Biosimilars were briefly (albeit unofficially) known as biogenerics, then follow-on biologics, before the current nomenclature was adopted. The U.S. FDA website defines biosimilars as “biological prescription drugs that are demonstrated to be ‘highly similar’ (biosimilar) to or ‘interchangeable’ with an FDA-approved biological product.” Yet some experts believe the designation can apply solely based on chemical similarity, approval mechanism, or a combination of chemistry and medical indication.
The 2009 biosimilars market for the U.S. and Europe is estimated at $150 million, according to Datamonitor’s recent report Pharmaceutical Key Trends 2011—Biosimilar Market Overview. But with 30 biologics—with annual sales of $51 billion—losing patent protection before 2015, biosimilars should experience explosive growth with sales reaching $3.7 billion by 2015. Worldwide revenues for all biologics in 2008 were $123 billion.
Although this article is about biosimilars, it is useful to discuss them within the context of the gamut of follow-on biologics (here meant descriptively and intuitively, not in any official sense) that include biobetters (a.k.a., biosuperiors) and innovator biologics that in some way resemble an approved molecule.
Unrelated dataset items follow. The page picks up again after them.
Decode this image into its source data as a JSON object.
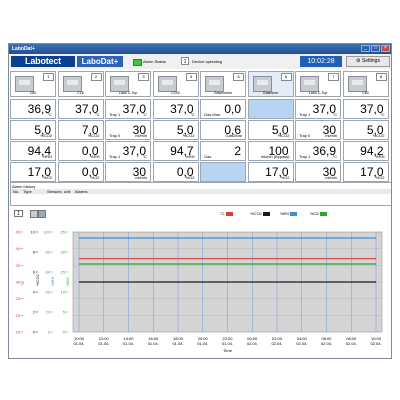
{
  "window": {
    "title": "LaboDat+",
    "minimize": "_",
    "maximize": "□",
    "close": "×"
  },
  "toolbar": {
    "logo": "Labotect",
    "app": "LaboDat+",
    "alarm_status": "Alarm Status",
    "device_number": "1",
    "device_status": "Device operating",
    "clock": "10:02:28",
    "settings": "Settings"
  },
  "chambers": [
    {
      "num": "1",
      "label": "C60"
    },
    {
      "num": "2",
      "label": "C16"
    },
    {
      "num": "3",
      "label": "Labo C-Top"
    },
    {
      "num": "4",
      "label": "C200"
    },
    {
      "num": "5",
      "label": "Gasmonitor"
    },
    {
      "num": "6",
      "label": "Gasmixer"
    },
    {
      "num": "7",
      "label": "Labo C-Top"
    },
    {
      "num": "8",
      "label": "C60"
    }
  ],
  "readings": [
    [
      {
        "v": "36,9",
        "u": "°C",
        "s": ""
      },
      {
        "v": "37,0",
        "u": "°C",
        "s": ""
      },
      {
        "v": "37,0",
        "u": "°C",
        "s": "Tray 1"
      },
      {
        "v": "37,0",
        "u": "°C",
        "s": ""
      },
      {
        "v": "0,0",
        "u": "",
        "s": "Gas l/bar"
      },
      {
        "v": "",
        "u": "",
        "s": ""
      },
      {
        "v": "37,0",
        "u": "°C",
        "s": "Tray 1"
      },
      {
        "v": "37,0",
        "u": "°C",
        "s": ""
      }
    ],
    [
      {
        "v": "5,0",
        "u": "%CO2",
        "s": ""
      },
      {
        "v": "7,0",
        "u": "%CO2",
        "s": ""
      },
      {
        "v": "30",
        "u": "ml/min",
        "s": "Tray 0"
      },
      {
        "v": "5,0",
        "u": "%CO2",
        "s": ""
      },
      {
        "v": "0,6",
        "u": "Gas2/bar",
        "s": ""
      },
      {
        "v": "5,0",
        "u": "%CO2",
        "s": ""
      },
      {
        "v": "30",
        "u": "ml/min",
        "s": "Tray 0"
      },
      {
        "v": "5,0",
        "u": "%CO2",
        "s": ""
      }
    ],
    [
      {
        "v": "94,4",
        "u": "%RH",
        "s": ""
      },
      {
        "v": "0,0",
        "u": "%RH",
        "s": ""
      },
      {
        "v": "37,0",
        "u": "°C",
        "s": "Tray 1"
      },
      {
        "v": "94,7",
        "u": "%RH",
        "s": ""
      },
      {
        "v": "2",
        "u": "",
        "s": "Gas"
      },
      {
        "v": "100",
        "u": "ml/min (Bypass)",
        "s": ""
      },
      {
        "v": "36,9",
        "u": "°C",
        "s": "Tray 1"
      },
      {
        "v": "94,2",
        "u": "%RH",
        "s": ""
      }
    ],
    [
      {
        "v": "17,0",
        "u": "%O2",
        "s": ""
      },
      {
        "v": "0,0",
        "u": "%O2",
        "s": ""
      },
      {
        "v": "30",
        "u": "ml/min",
        "s": ""
      },
      {
        "v": "0,0",
        "u": "%O2",
        "s": ""
      },
      {
        "v": "",
        "u": "",
        "s": ""
      },
      {
        "v": "17,0",
        "u": "%O2",
        "s": ""
      },
      {
        "v": "30",
        "u": "ml/min",
        "s": ""
      },
      {
        "v": "17,0",
        "u": "%O2",
        "s": ""
      }
    ]
  ],
  "alarms": {
    "title": "Alarm history",
    "columns": [
      "No.",
      "Type",
      "Sensors",
      "unit",
      "Alarms"
    ]
  },
  "chart_controls": {
    "chart_number": "1",
    "legend": [
      {
        "label": "°C",
        "color": "#d93a3a"
      },
      {
        "label": "%CO2",
        "color": "#1a1a1a"
      },
      {
        "label": "%RH",
        "color": "#3f8fd8"
      },
      {
        "label": "%O2",
        "color": "#2aa82a"
      }
    ]
  },
  "colors": {
    "temperature": "#d93a3a",
    "co2": "#1a1a1a",
    "humidity": "#3f8fd8",
    "o2": "#2aa82a",
    "readout_highlight": "#b8d4f3",
    "brand_blue": "#0b3f8f"
  },
  "chart_data": {
    "type": "line",
    "xlabel": "Time",
    "ylabel": "",
    "axes": [
      {
        "label": "°C",
        "ticks": [
          "45",
          "40",
          "35",
          "30",
          "25",
          "20",
          "15"
        ],
        "color": "#d93a3a",
        "ylim": [
          15,
          45
        ]
      },
      {
        "label": "%CO2",
        "ticks": [
          "10",
          "8",
          "6",
          "4",
          "2",
          "0"
        ],
        "color": "#1a1a1a",
        "ylim": [
          0,
          10
        ]
      },
      {
        "label": "%RH",
        "ticks": [
          "100",
          "80",
          "60",
          "40",
          "20",
          "0"
        ],
        "color": "#3f8fd8",
        "ylim": [
          0,
          100
        ]
      },
      {
        "label": "%O2",
        "ticks": [
          "25",
          "20",
          "15",
          "10",
          "5",
          "0"
        ],
        "color": "#2aa82a",
        "ylim": [
          0,
          25
        ]
      }
    ],
    "x": [
      "10:00 01.04.",
      "12:00 01.04.",
      "14:00 01.04.",
      "16:00 01.04.",
      "18:00 01.04.",
      "20:00 01.04.",
      "22:00 01.04.",
      "00:00 02.04.",
      "02:00 02.04.",
      "04:00 02.04.",
      "06:00 02.04.",
      "08:00 02.04.",
      "10:00 02.04."
    ],
    "series": [
      {
        "name": "°C",
        "axis": 0,
        "color": "#d93a3a",
        "values": [
          37,
          37,
          37,
          37,
          37,
          37,
          37,
          37,
          37,
          37,
          37,
          37,
          37
        ]
      },
      {
        "name": "%CO2",
        "axis": 1,
        "color": "#1a1a1a",
        "values": [
          5,
          5,
          5,
          5,
          5,
          5,
          5,
          5,
          5,
          5,
          5,
          5,
          5
        ]
      },
      {
        "name": "%RH",
        "axis": 2,
        "color": "#3f8fd8",
        "values": [
          94,
          94,
          94,
          94,
          94,
          94,
          94,
          94,
          94,
          94,
          94,
          94,
          94
        ]
      },
      {
        "name": "%O2",
        "axis": 3,
        "color": "#2aa82a",
        "values": [
          17,
          17,
          17,
          17,
          17,
          17,
          17,
          17,
          17,
          17,
          17,
          17,
          17
        ]
      }
    ]
  }
}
For our purposes, biosimilars are drugs that strive to be identical in every measurable way to an approved biological. Next-generation improvements in drug properties (e.g., pharmacokinetic advantages through PEGylation or drug-device combinations) are biobetters, while changes resulting in altered drug function result in new biological entities, or innovative drugs.
The relative significance of the three follow-on classes becomes apparent when global pharmaceutical markets are divided into emerging (“pharmerging”), European-style single-payer, and the more complex U.S. system.
In emerging markets (e.g., Russia, South America, Eastern Europe), where consumers generally pay for their own medicines, biosimilars will dominate based on price. In these nations, loyalty to domestic manufacturers and brands combined with high commercial entry barriers suggest that breaking in will likely follow a branded-generic model that relies heavily on manufacturing and distribution partnerships.
Western Europe has already shown its accommodation to biosimilars by approving 14 of them, compared with just four in the U.S. Here the operative term is value. Biobetters and innovative biologicals must demonstrate some combination of testable patient benefit and pricing advantages.
Not surprisingly, and despite the paucity of stateside approvals, the U.S. has become the testing ground for discovery, manufacturing, regulatory approval, and reimbursement for the three follow-on classes, particularly biosimilars. Not everyone agrees that success will be automatic.